Cuiabá e Várzea Grande ainda lideram o ranking das cidades com mais vítimas de feminicídio. Cada uma registrou, até agora, três ocorrências. Também aparecem na lista Vila Bela da Santíssima Trindade e Tangará da Serra, com dois casos cada.

Já Tapurah, Sinop, São José do Xingu, Rondonópolis, Poxoréu, Porto dos Gaúchos, Nova Maringá, Nova Bandeirantes, Lucas do Rio Verde, Itaúba, Guarantã do Norte, Chapada dos Guimarães, Brasnorte e Castanheira registraram um caso cada.

Um dos últimos casos noticiados pelo  foi a morte da professora Adélia Cristina de Oliveira Batista, de 49 anos, que teve o corpo encontrado na segunda-feira, 29 de junho, em um assentamento na cidade de Castanheira (a 787 km de Cuiabá). Segundo o registro, vizinhos sentiram falta da vítima, que havia saído para os fundos de sua propriedade rural e não retornou.

Durante as buscas, ela foi encontrada dentro de uma represa. Joel Laureano Ferreira, de 46 anos, foi preso pelo assassinato da mulher, que era sua namorada. Segundo a polícia, o suspeito teria estrangulado e quebrado o pescoço da vítima antes de jogar o corpo em uma represa. O Caliandra incluiu o assassinato dela no banco de dados do estado neste mês de julho.

Nesta semana, também foi confirmada a investigação por feminicídio da morte de Olga Beatriz, de 12 anos, que teria sido asfixiada pelo próprio pai. O inquérito foi concluído e a Polícia Civil indiciou o agressor, morador de Várzea Grande, que está preso preventivamente. O processo está em tramitação. O caso ainda não foi contabilizado nos dados do MPMT.

Ainda conforme o levantamento, facas e objetos semelhantes foram os itens mais utilizados nos crimes. Asfixia e estrangulamento aparecem empatados em segundo lugar. Armas de fogo ocupam a terceira posição, seguidas por atropelamento e espancamento.

Do total de casos, sete mulheres perderam a vida dentro da própria residência. O item “residência” ainda aparece em 13 ocorrências, podendo se referir à casa do criminoso ou a qualquer outro imóvel de familiares ou conhecidos.
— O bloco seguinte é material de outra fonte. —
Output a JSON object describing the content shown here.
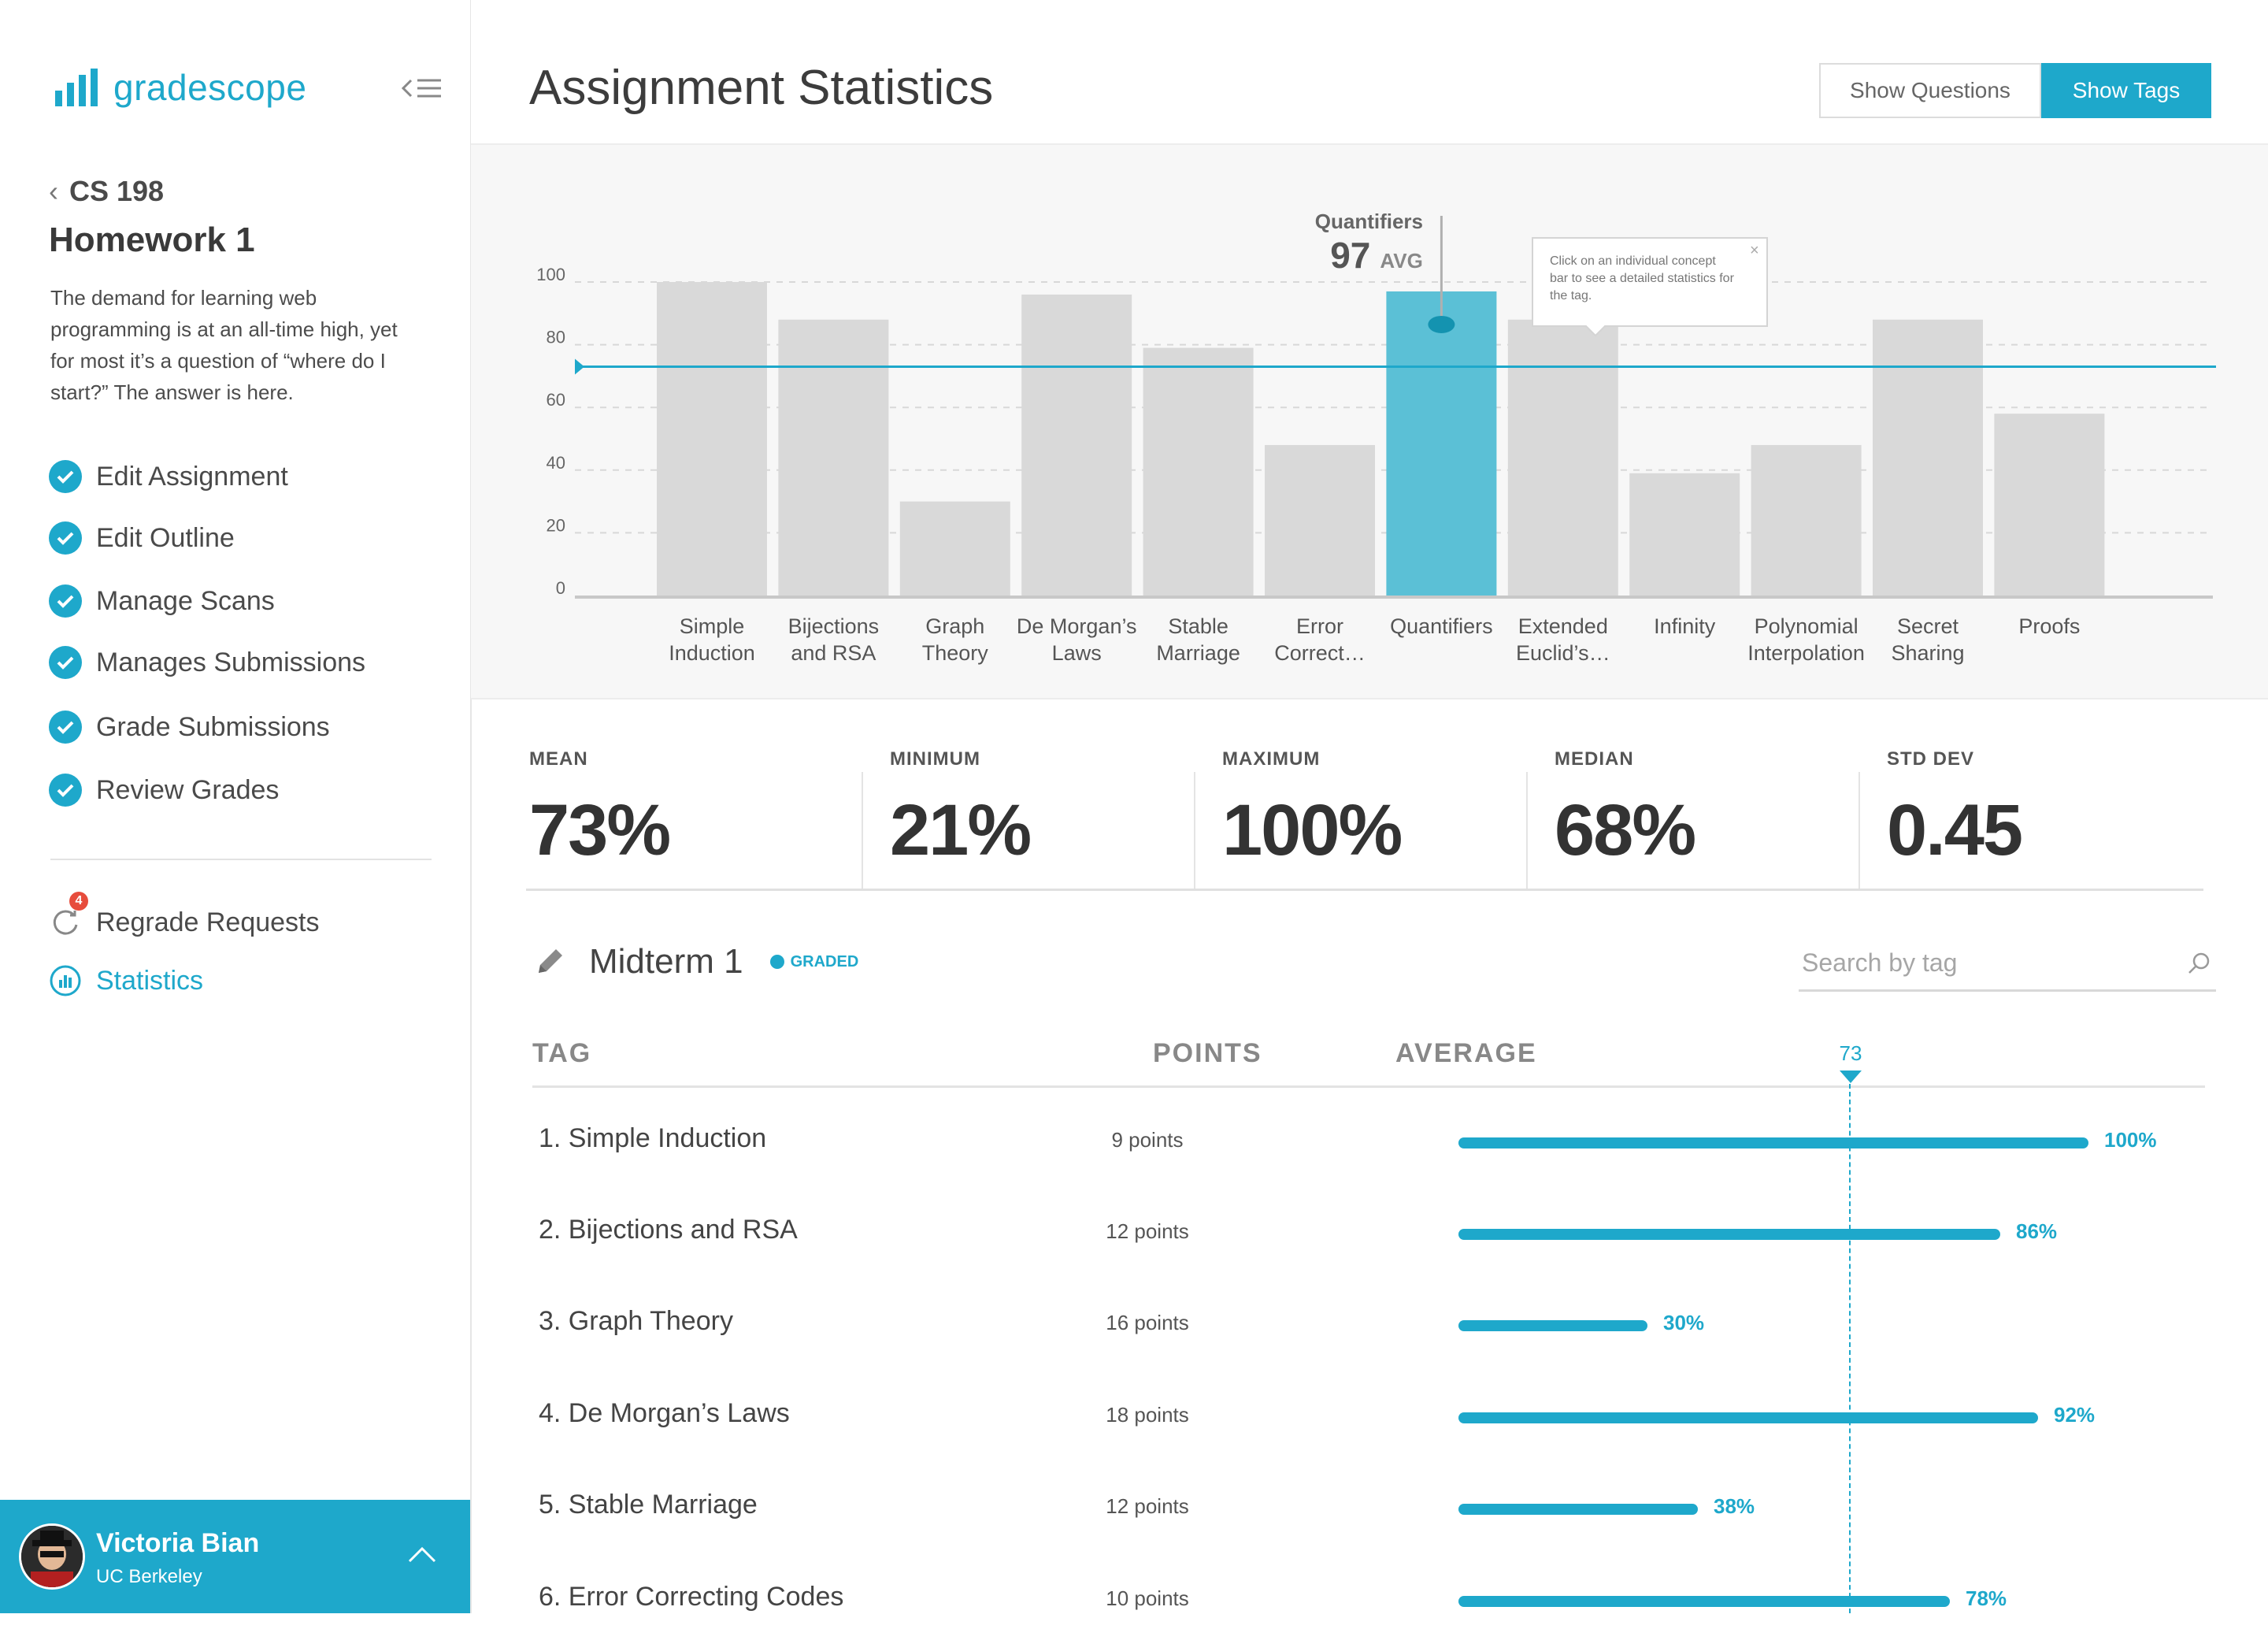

Quatro mortes ocorreram em ruas e avenidas das cidades.

Desprezo e discriminação pelo fato de serem mulheres, além do sentimento de posse, aparecem como as principais motivações apontadas para os crimes, praticados, em sua maioria, por ex-maridos ou ex-namorados.

Das 26 vítimas, apenas duas tinham medida protetiva ativa e oito haviam registrado boletim de ocorrência contra o agressor antes da morte. Mulheres pardas e com ensino médio completo lideram o perfil das vítimas em Mato Grosso.

Ainda conforme o Observatório Caliandra, 32 crianças ficaram órfãs em decorrência dos feminicídios registrados em 2026.

Denuncie

A violência contra a mulher não pode ser ignorada nem ficar impune. Em Mato Grosso, há canais gratuitos e seguros para denunciar agressões, ameaças ou situações de risco de feminicídio. As denúncias podem ser anônimas, e o boletim de ocorrência pode ser registrado de forma online, por meio da Delegacia Digital.

Em caso de emergência ou flagrante, procure ajuda imediata pelos telefones 190 (Polícia Militar), 197 (Polícia Civil), 181 (Disque Denúncia) ou 180 (Central de Atendimento à Mulher). Em Cuiabá, também é possível acionar a Patrulha Maria da Penha pelo número (65) 98170-0199.

O atendimento presencial está disponível na Delegacia Especializada de Defesa da Mulher de Cuiabá e na Delegacia da Mulher de Várzea Grande. A pena para crimes de feminicídio pode chegar a 40 anos de prisão, conforme estabelece a Lei Federal nº 14.994/2024, conhecida como Pacote Antifeminicídio.